Evonik Industries has signed an agreement with One Equity Partners to acquire US-based Peroxy Chem for $ 625 million. The company is a manufacturer of hydrogen peroxide (H2O2) and peracetic acid (PAA) and is well positioned in high-margin specialty applications.
Essen/Germany — The acquisition is to significantly strengthen the German company's growth segment Resource Efficiency and environmentally friendly and high-growth specialty applications.
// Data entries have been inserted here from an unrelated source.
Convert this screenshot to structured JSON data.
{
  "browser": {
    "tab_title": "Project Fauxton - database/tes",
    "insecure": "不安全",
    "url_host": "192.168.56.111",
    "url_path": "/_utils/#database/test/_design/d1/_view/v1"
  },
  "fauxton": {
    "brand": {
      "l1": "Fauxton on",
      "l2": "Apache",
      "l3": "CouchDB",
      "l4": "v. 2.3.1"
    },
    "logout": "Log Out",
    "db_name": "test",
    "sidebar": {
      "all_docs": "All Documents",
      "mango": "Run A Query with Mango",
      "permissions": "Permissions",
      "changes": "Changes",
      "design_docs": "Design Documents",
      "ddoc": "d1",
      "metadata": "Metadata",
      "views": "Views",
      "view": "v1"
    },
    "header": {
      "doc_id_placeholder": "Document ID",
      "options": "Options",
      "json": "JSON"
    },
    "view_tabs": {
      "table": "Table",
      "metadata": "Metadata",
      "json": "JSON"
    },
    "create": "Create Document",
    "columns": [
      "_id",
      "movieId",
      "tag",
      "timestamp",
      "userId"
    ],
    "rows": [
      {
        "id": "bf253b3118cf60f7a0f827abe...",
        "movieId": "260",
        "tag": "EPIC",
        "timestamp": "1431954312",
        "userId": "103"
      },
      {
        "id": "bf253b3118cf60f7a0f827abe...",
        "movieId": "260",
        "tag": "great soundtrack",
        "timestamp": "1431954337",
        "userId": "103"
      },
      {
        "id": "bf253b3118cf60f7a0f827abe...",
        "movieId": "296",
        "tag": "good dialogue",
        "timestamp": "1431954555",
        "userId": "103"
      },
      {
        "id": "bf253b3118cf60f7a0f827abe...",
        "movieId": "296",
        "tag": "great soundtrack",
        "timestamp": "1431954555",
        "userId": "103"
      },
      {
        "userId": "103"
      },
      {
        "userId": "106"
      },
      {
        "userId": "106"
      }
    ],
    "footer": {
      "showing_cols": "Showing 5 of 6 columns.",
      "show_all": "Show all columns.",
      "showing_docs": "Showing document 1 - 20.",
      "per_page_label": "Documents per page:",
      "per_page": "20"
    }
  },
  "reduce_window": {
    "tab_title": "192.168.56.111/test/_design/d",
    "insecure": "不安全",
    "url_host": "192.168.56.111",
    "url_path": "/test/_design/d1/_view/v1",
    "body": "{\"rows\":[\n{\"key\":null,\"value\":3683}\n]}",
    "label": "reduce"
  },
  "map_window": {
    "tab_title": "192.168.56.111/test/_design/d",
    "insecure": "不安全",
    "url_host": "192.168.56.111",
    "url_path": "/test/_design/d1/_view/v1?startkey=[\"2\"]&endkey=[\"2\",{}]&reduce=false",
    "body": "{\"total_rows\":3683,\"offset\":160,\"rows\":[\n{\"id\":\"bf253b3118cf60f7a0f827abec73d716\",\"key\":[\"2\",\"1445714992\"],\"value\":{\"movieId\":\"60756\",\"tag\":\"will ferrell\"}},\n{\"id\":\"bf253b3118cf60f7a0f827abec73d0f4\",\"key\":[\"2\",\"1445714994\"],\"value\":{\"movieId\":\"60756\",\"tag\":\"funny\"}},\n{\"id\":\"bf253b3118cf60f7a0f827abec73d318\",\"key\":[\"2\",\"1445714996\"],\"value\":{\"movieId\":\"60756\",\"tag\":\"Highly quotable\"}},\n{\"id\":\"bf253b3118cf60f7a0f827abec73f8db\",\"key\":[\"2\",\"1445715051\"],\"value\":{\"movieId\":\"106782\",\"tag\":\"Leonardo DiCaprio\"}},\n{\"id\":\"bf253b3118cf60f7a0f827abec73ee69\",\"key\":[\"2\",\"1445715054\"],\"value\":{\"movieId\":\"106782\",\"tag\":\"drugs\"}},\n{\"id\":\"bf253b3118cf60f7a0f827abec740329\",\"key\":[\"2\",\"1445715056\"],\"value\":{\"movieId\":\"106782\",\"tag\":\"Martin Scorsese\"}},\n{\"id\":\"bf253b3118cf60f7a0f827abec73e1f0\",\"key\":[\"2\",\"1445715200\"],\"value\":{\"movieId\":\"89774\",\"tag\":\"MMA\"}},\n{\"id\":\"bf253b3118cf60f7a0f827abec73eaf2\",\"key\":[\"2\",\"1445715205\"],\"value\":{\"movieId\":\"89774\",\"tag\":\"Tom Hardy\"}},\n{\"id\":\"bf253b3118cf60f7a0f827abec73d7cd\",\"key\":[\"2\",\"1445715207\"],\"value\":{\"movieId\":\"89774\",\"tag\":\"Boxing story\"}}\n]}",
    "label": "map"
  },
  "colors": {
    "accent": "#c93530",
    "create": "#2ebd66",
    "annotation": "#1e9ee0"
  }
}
The H2O2 and PAA markets are characterized by versatile applications and above-average growth rates — especially for specialty applications with average annual market growth of around 6 %. Peroxy Chem leverages its H2O2 and PAA to focus on sophisticated, less cyclical markets in the environmental, food safety and electronics semiconductor industries. The US-based company already generates approximately three-quarters of its earnings with specialty applications in these segments.
With an adjusted Ebitda margin of about 20 %, profitability of Peroxy Chem is constantly above Evonik’s current group margin, Ute Wolf, Chief Financial Officer of the Germang group said. As a strong-growing and stable financing business, it also generated an attractive free cash flow.
Peroxy Chem expects revenues of approximately $ 300 million and an adjusted Ebitda of around $ 60 million for the 2018 fiscal year. This corresponds to an attractive Ebitda margin of around 20 %. Evonik expects synergies across the combined global business of $ 20 million due to the complementary fit in operations, logistics, expansion of the product portfolio and launch of new technologies. Synergies should be fully realized by 2022.
The purchase price (enterprise value) including synergies is about 7.8 times the annual adjusted Ebitda, or 10.4 times before synergies. The transaction is scheduled to be completed by mid-2019, subject to approval by the appropriate authorities.